Body/Base: The lower, swollen part of the tuber that stores energy — sometimes just called the tuber itself.

In short: the crown holds the eyes, the neck connects the tuber to the crown, and the tuber itself stores the energy that fuels new growth. When selecting or dividing dahlias, always make sure each piece has a firm neck and an attached section of crown with at least one visible eye.

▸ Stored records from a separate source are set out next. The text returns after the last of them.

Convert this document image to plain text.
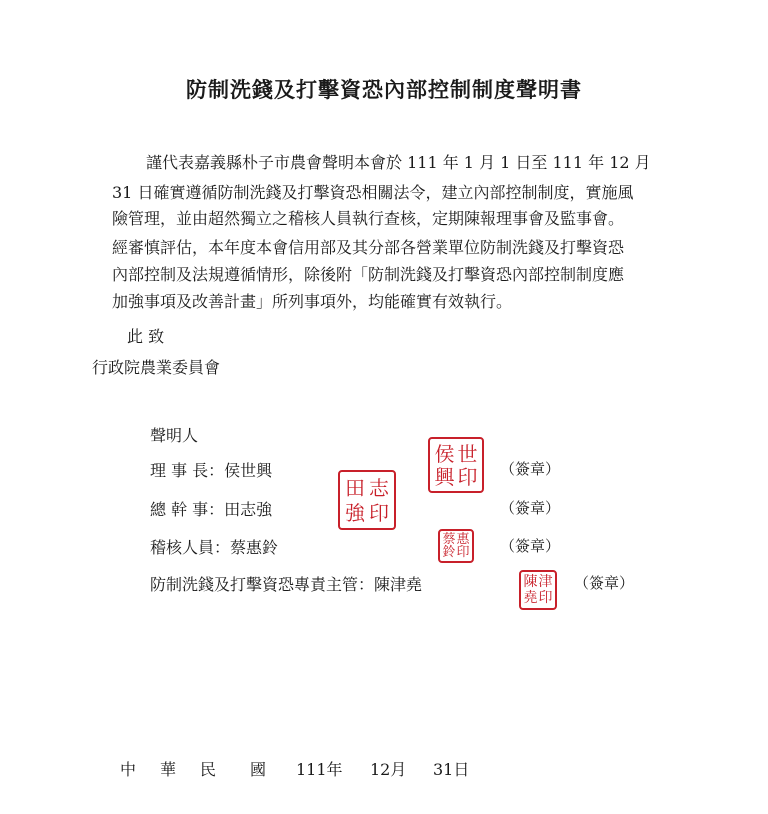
防制洗錢及打擊資恐內部控制制度聲明書
謹代表嘉義縣朴子市農會聲明本會於 111 年 1 月 1 日至 111 年 12 月
31 日確實遵循防制洗錢及打擊資恐相關法令，建立內部控制制度，實施風
險管理，並由超然獨立之稽核人員執行查核，定期陳報理事會及監事會。
經審慎評估，本年度本會信用部及其分部各營業單位防制洗錢及打擊資恐
內部控制及法規遵循情形，除後附「防制洗錢及打擊資恐內部控制制度應
加強事項及改善計畫」所列事項外，均能確實有效執行。
此 致
行政院農業委員會
聲明人
理 事 長：侯世興	（簽章）
總 幹 事：田志強	（簽章）
稽核人員：蔡惠鈴	（簽章）
防制洗錢及打擊資恐專責主管：陳津堯	（簽章）
侯 世
興 印
田 志
強 印
蔡 惠
鈴 印
陳 津
堯 印
中 華 民 國 111年 12月 31日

Keeping It Clean: Proper Sanitizing Techniques for Healthy Dahlias

Sanitizing garden tools between every snip when working with dahlia plants is essential for maintaining healthy stock and preventing the spread of disease. Dahlias are highly susceptible to bacterial and viral infections, which can easily be transferred from plant to plant through contaminated tools. Even a small trace of sap on pruners or knives can carry pathogens that infect healthy tubers or stems. To protect our plants, we thoroughly disinfect our tools using disinfectant wipes and bleach water between every cut and before starting to divide a new plants tubers. This extra step helps ensure that each dahlia remains healthy, strong, and ready to produce beautiful blooms year after year.

Trina’s Best Practices

  • Pre-sprout tubers indoors 2–3 weeks before planting to avoid rot and accelerate growth.
  • Pinch plants when they reach 12–16" tall to encourage bushier, stronger stems and more blooms.
  • Stake early—add support at planting to prevent damage once plants are tall and heavy.
  • Deadhead regularly to encourage continuous flowering throughout the season.
  • Fertilize properly: Use a low-nitrogen, bloom-boosting fertilizer such as 5‑10‑10. This supports root strength and flower production without overproducing foliage.
  • Avoid overwatering—tubers hate wet feet. Ensure well-draining soil and water only when needed.
  • Rotate planting locations annually to reduce risk of pests and soil-borne diseases.
  • Label each plant clearly to track performance and color—especially helpful for saving and dividing tubers.
  • Store tubers properly after harvest: cure them for 5–7 days in a dry, dark place, then store in peat moss at 40–45°F, checking monthly for rot or dehydration.